Il est midi d’un jour d’hiver et ils sont bourrés, cuits ! Ils vocifèrent, beuglent, jurent en polonais. Ils sont tristement comiques. Le plus jeune se libère du bras de son camarade, se lève et s’engouffre dans la salle à manger. L’autre reste sur le trottoir en grommelant. Il fait peur aux passants qui tachent de le contourner de loin.

Un vieil homme aux traits maghrébins, un « habitué » du Fourneau Économique s’approche, s’arrête, hoche la tête. Un instant il semble hésiter, puis il cherche quelque chose dans ses poches. Il se penche sur le soûlard et lui tend un ticket, un bon pour un repas. Celui-ci hébété se lève d’un coup, essaye de se redresser et entre dans la salle.

Le vieux reste sur le trottoir. Il examine encore une fois ses poches comme s’il voulait se rassurer. Non, il n’en a pas d’autre. Il rit et il se dirige quand même vers l’intérieur…

lundi 27 avril 2009

Il m’a fait changer mon numéro


« Je suis sérieux ! Regard chef, ce n’est pas bidon ! »
Et il étale sur la table une liasse de certificats de ses compétences professionnelles. « Il me faut une adresse et un téléphone et je décrocherai un job. Tu vas voir, j’ai un métier respectable »

Richard insiste sur le téléphone qu’il lui faut impérativement. À côté, sa femme allemande assise sur leurs énormes sacs à dos ne comprend rien de notre conversation. Tous les deux, nous jetons un regard sur la femme silencieuse. Richard me tape légèrement la poitrine avec son poing et me dit doucement « Aide-moi ».

Je lui donne rendez-vous le surlendemain. Un instant après, je me rends compte que je n’ai plus mon portable. Je me tape nerveusement sur les poches et me rappelle des mouvements habiles et significatifs de Richard pendant notre entretien. Je décide quand même d’acheter un nouveau numéro de téléphone en espérant que je saurai négocier avec lui pour récupérer le mien.

Le surlendemain ils ne viennent pas au rendez-vous. « Naïf » - me dis-je. « Il m’a eu » ! J’essaie d’appeler mon portable volé et je tombe toujours sur mon répondeur automatique.

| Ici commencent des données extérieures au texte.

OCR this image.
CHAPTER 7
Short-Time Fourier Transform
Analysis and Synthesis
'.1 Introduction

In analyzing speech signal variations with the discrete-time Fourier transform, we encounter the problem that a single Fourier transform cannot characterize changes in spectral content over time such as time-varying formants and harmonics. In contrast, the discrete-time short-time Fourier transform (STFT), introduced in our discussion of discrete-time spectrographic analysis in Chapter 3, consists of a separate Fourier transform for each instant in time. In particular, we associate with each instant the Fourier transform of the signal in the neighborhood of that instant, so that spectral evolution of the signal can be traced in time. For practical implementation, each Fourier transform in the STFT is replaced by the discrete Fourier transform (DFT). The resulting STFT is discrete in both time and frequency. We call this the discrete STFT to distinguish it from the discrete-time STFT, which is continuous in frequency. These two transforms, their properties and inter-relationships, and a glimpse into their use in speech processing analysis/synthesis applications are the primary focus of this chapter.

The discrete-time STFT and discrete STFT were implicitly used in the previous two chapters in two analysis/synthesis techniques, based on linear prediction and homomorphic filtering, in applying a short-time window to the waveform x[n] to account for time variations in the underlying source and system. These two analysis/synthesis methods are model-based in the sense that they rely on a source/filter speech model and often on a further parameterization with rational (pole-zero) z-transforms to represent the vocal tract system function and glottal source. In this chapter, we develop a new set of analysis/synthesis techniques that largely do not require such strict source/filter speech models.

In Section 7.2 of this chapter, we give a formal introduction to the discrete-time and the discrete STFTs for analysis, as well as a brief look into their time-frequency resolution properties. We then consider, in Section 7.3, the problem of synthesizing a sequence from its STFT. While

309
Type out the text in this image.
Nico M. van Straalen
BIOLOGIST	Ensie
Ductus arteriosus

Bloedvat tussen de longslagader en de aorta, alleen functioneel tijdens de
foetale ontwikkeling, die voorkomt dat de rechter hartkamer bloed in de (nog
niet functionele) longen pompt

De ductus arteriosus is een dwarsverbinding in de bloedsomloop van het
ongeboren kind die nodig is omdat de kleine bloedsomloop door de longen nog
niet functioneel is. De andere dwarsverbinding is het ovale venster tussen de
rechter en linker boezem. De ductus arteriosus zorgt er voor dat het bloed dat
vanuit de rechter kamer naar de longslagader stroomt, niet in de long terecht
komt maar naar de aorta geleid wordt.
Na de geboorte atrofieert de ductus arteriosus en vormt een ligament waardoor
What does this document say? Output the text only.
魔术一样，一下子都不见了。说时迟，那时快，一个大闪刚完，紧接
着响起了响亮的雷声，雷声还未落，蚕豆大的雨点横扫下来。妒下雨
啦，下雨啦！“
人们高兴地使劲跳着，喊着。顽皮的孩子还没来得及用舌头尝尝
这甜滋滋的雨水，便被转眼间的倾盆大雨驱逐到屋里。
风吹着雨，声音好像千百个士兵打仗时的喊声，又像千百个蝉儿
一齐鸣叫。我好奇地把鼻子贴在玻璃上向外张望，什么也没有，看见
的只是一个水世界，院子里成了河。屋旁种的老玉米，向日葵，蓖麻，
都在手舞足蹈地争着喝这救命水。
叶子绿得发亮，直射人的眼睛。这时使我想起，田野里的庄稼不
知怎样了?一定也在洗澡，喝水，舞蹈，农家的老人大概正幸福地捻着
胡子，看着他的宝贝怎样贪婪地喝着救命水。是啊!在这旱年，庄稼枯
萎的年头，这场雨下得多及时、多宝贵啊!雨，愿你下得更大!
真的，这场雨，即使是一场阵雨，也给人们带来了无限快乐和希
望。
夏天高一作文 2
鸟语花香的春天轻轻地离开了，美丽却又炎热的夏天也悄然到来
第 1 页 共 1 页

Le lendemain matin au petit déjeuner en feuilletant Nice Matin, je tombe sur la photo de … Richard. Sidéré, je lis « Terrible drame du tunnel de Villefranche-sur-Mer. Le couple de routards qui traversait le tunnel meurt happé par le train » Je regarde la photo de Richard qui semble me fixer et dire : « C’est pas bidon, chef ! »

jeudi 9 avril 2009

Fourmilière


Avenue Médecin, c’est un vrai chantier de la manche des femmes tziganes.

Chaque matin, à la même heure, les femmes accompagnées d’enfants se déploient avec la même rigueur, dans les mêmes endroits. Silencieuses, disciplinées, laborieuses … telles des fourmis dans une grande ville.


jeudi 2 avril 2009

Gentleman


Pendant longtemps, on n’a rien su de lui. Un quinquagénaire peut-être, bronzé, élancé. Il parle peu, presque rien. Le français n’est pas sa langue maternelle et il la connaît à peine.

Gentil et calme. Ses cheveux en désordre ne lui enlèvent rien de son air de gentleman. Ce qu’il porte sur lui trahit sa longue vie dans la rue mais ne le rend pas vulgaire pour autant. Il boit son thé avec un léger sourire et il prend son temps.

Il reste assis simplement un bon moment sans chercher aucun contact avec ceux qui viennent au Fourneau Économique, puis il se lève, remercie et prend la direction de la plage – sa demeure. Il s’appelle Stephen et ses origines sont écossaises. Son anglais est exquis et distingué. Quand il parle, on se croirait dans un salon de thé quelque part en Angleterre.

« In England, the tea-pot you have never wash, just rince » m’explique-t-il. Il me demande s’il y a quelque chose qui me manque de Pologne. A mon tour je lui pose la même question. Il devient songeur et il répond « My family… » Il se lève, me tend la main et dit « Next thursday, I hope ? »

Je sais que ce n’est pas souvent qu’il parle aux autres.